Wide-coverage survey treating context engineering as a formal discipline. Breaks the field into retrieval, generation, processing, and management, then maps how those combine into RAG, memory systems, tool-integrated reasoning, and multi-agent architectures. Best used as a map of the space rather than a source for specific empirical claims. Also surfaces a structural asymmetry the individual benchmarks miss: models handle complex input contexts well but struggle to produce equivalently complex outputs.

The Future of Context Engineering

Mart van der Jagt, Mar 2026

Maps the three core LLM limitations (context window, reasoning, memory) against the five mechanisms the brain evolved to work with limited working memory: selective attention, chunking, associative retrieval, cognitive offloading, and learning consolidation. The central argument: the brain never evolved bigger working memory; it evolved sharper attention and better retrieval. Worth reading for the framework it offers on which limitations will yield to further scaling and which will need architectural innovation to crack.

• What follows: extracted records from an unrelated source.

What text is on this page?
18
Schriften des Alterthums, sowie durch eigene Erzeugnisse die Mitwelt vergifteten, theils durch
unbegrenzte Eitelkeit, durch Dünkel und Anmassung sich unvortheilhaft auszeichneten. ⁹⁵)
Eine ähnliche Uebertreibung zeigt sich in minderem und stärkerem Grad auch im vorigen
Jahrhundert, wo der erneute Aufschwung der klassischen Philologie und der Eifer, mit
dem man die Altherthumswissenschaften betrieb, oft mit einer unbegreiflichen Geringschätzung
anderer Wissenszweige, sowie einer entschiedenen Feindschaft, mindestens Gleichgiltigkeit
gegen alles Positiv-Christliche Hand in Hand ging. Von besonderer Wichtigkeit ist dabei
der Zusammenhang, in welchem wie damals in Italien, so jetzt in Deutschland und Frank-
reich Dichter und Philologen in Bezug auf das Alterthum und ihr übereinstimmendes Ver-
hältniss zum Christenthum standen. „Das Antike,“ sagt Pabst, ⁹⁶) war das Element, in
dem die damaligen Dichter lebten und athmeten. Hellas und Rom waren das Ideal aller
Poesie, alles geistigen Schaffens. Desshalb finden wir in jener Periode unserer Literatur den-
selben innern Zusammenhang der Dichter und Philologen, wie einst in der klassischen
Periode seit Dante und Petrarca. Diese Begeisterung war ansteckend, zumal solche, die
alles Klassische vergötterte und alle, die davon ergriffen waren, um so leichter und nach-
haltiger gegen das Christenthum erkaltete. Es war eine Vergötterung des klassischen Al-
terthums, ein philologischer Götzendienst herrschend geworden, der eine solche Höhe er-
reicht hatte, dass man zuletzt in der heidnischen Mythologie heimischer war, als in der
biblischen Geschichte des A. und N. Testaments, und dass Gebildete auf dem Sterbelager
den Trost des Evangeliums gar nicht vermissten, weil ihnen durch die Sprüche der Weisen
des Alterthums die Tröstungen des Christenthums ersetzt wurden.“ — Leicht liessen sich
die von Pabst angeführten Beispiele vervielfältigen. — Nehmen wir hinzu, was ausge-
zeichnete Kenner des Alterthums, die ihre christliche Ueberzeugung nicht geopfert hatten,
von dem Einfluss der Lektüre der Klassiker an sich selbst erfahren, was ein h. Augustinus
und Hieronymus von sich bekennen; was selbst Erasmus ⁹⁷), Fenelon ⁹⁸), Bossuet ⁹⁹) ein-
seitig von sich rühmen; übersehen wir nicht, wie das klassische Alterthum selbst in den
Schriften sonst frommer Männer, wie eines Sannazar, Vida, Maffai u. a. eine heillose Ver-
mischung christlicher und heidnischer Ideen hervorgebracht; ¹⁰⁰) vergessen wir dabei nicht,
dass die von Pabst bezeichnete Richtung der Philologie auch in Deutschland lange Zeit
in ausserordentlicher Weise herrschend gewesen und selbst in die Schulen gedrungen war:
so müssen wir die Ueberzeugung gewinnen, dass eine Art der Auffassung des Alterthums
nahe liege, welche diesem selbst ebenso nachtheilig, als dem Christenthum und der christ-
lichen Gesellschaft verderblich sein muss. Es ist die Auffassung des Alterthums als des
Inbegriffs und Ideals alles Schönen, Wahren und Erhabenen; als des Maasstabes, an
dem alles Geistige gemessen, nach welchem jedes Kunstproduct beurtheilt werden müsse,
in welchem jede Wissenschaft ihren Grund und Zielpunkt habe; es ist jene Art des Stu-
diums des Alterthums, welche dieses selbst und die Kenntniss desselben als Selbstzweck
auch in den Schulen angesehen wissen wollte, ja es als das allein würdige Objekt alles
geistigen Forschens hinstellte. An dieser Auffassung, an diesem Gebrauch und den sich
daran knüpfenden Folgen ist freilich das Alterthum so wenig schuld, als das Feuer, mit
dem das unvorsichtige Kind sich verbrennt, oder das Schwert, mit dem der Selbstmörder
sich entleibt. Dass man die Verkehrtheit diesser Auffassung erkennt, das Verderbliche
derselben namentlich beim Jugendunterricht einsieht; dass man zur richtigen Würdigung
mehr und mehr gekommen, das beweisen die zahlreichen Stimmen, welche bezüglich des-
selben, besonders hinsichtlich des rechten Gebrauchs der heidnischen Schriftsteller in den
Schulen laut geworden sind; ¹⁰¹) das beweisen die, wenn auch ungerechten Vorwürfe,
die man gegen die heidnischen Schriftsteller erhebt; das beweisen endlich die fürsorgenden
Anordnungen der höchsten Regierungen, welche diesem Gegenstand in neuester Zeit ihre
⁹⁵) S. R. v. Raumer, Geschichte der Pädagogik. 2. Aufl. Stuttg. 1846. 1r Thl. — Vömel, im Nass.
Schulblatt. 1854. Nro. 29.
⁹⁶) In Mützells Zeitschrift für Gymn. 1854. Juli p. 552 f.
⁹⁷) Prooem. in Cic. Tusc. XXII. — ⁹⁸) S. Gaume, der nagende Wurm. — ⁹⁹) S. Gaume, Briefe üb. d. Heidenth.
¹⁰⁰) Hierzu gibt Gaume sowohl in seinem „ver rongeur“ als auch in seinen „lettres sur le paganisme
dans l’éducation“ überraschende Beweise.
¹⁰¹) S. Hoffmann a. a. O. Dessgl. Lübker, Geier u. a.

LLM-Oriented Information Retrieval

Dai et al., May 2026 · SIGIR 2026

Good field map for retrieval as context engineering. The paper argues that modern IR is increasingly consumed by LLMs rather than humans, which changes the failure mode: irrelevant or misleading results become direct inputs to hallucination and reasoning failure. Its useful vocabulary is “usable evidence density and verifiability within a context window.” That lines up with Select and Progressive Disclosure better than generic RAG advice, because it treats denoising as the central retrieval problem rather than a ranking nicety.